She would also need all of her audaciousness as a feminist. And as a feminist woman writer in a moment in which, for many reasons and in many ways, she was out there on her own. In the context of publishers’ warnings during the ’40s and ’30s to black writers that certain subjects were just too volatile to risk with white audiences. Too risky to contend with the problem of double audiences. Here’s an example. This is literally printed as a publisher’s warning. “Nothing that casts the least reflection on contemporary moral or sexual standards will be allowed. Keep away from the erotic. Contributions must be clean and wholesome.”
And you can imagine how white racist stereotypes of the licentiousness of black women contributed to this mandate. In that context, what does Hurston do? She writes one of the single sexiest passages in the history of American literature. Right?

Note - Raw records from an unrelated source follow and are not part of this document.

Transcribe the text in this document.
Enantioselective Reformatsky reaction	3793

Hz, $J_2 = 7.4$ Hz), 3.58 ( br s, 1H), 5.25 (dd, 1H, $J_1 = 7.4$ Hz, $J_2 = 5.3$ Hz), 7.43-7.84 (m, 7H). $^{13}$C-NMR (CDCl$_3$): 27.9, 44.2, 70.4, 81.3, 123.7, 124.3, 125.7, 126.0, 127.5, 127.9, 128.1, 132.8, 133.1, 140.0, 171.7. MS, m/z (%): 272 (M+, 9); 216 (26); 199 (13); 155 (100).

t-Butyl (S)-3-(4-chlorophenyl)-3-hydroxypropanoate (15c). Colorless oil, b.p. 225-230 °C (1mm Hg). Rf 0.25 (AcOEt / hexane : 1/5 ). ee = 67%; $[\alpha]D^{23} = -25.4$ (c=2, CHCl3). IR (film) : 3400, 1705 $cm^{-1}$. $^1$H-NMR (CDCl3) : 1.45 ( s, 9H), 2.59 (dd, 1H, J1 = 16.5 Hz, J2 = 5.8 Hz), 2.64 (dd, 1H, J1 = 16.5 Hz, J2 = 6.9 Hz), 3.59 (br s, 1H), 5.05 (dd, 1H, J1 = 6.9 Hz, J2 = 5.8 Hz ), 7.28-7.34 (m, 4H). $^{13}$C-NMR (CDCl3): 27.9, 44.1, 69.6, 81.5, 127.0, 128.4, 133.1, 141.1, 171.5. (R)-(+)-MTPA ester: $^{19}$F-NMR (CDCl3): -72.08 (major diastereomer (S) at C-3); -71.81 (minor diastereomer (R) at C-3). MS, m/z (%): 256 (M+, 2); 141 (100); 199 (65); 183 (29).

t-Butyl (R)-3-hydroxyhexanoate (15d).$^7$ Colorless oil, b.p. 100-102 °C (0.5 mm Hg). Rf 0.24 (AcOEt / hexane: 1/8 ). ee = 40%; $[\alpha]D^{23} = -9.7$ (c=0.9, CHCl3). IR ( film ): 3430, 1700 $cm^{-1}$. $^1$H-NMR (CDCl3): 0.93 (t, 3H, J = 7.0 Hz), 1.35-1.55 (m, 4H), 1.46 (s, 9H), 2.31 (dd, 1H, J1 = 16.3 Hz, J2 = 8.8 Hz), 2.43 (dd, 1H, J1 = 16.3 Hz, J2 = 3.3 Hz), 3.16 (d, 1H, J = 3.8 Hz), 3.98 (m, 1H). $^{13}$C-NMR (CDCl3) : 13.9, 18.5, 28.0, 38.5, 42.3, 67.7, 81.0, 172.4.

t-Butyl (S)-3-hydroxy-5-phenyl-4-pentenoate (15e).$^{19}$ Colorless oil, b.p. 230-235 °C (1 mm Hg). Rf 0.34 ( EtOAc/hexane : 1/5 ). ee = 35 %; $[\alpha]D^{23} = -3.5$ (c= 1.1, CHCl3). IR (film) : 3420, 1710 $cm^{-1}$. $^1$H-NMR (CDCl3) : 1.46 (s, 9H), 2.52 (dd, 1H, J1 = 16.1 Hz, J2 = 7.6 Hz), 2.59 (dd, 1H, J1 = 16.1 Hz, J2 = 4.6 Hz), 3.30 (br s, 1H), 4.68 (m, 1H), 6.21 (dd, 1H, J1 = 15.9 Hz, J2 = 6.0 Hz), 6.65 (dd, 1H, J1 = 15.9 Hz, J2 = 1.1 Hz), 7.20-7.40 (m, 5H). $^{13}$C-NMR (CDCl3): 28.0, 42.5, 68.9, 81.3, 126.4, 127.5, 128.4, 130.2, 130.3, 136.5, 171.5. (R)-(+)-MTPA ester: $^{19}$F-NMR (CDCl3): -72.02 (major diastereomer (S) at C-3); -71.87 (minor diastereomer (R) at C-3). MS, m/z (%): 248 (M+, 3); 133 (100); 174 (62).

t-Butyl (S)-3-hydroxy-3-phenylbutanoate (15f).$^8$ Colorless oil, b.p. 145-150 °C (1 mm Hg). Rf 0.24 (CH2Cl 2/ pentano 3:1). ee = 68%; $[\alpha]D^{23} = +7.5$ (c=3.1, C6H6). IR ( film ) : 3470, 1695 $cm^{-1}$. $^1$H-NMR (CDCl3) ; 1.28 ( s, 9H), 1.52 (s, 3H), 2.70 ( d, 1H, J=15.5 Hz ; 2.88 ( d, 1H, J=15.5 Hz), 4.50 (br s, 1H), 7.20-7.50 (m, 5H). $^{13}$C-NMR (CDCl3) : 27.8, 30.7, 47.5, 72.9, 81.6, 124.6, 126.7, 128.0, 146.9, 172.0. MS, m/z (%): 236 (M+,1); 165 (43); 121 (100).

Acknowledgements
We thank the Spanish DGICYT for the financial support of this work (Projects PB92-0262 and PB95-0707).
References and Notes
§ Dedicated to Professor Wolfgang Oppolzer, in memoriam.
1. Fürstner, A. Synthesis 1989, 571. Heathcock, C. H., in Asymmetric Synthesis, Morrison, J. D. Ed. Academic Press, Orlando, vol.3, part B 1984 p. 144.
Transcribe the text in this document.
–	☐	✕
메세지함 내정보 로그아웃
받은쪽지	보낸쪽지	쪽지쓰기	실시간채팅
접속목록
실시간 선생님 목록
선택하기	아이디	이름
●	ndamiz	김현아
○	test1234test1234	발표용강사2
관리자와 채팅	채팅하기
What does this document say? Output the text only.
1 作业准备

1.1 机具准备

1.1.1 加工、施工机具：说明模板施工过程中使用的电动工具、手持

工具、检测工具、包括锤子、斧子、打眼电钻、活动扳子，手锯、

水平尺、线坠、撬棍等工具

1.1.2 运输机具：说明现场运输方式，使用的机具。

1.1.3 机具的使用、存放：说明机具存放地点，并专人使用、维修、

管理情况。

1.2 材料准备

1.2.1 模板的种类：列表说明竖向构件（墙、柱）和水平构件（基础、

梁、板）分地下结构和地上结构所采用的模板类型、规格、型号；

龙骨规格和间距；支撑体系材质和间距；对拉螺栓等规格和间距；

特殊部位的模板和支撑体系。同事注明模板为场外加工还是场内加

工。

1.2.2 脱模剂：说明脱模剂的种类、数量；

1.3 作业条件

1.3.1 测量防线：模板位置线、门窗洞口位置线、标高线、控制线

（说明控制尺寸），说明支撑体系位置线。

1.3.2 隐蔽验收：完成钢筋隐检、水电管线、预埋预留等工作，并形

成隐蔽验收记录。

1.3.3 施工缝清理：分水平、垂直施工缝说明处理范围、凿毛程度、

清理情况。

She was stretched on her back, beneath the pear tree, soaking in the alto chant of the visiting bees, the gold of the sun, and the panting breath of the breeze, when the inaudible voice of it all came to her. She saw a dust-bearing bee sink into the sanctum of a bloom, the thousand sister calyxes arched to meet the love embrace, and the ecstatic shiver of the tree from root to tiniest branch, creaming in every blossom and throbbing with delight.”
Keep away from the erotic—indeed! So as I say, she needed this audaciousness in the worst way. She needed it in the ’40s and ’50s when nobody would publish her work. She needed it in the ’40s and ’50s when she couldn’t sell the kind of work that she wanted to write.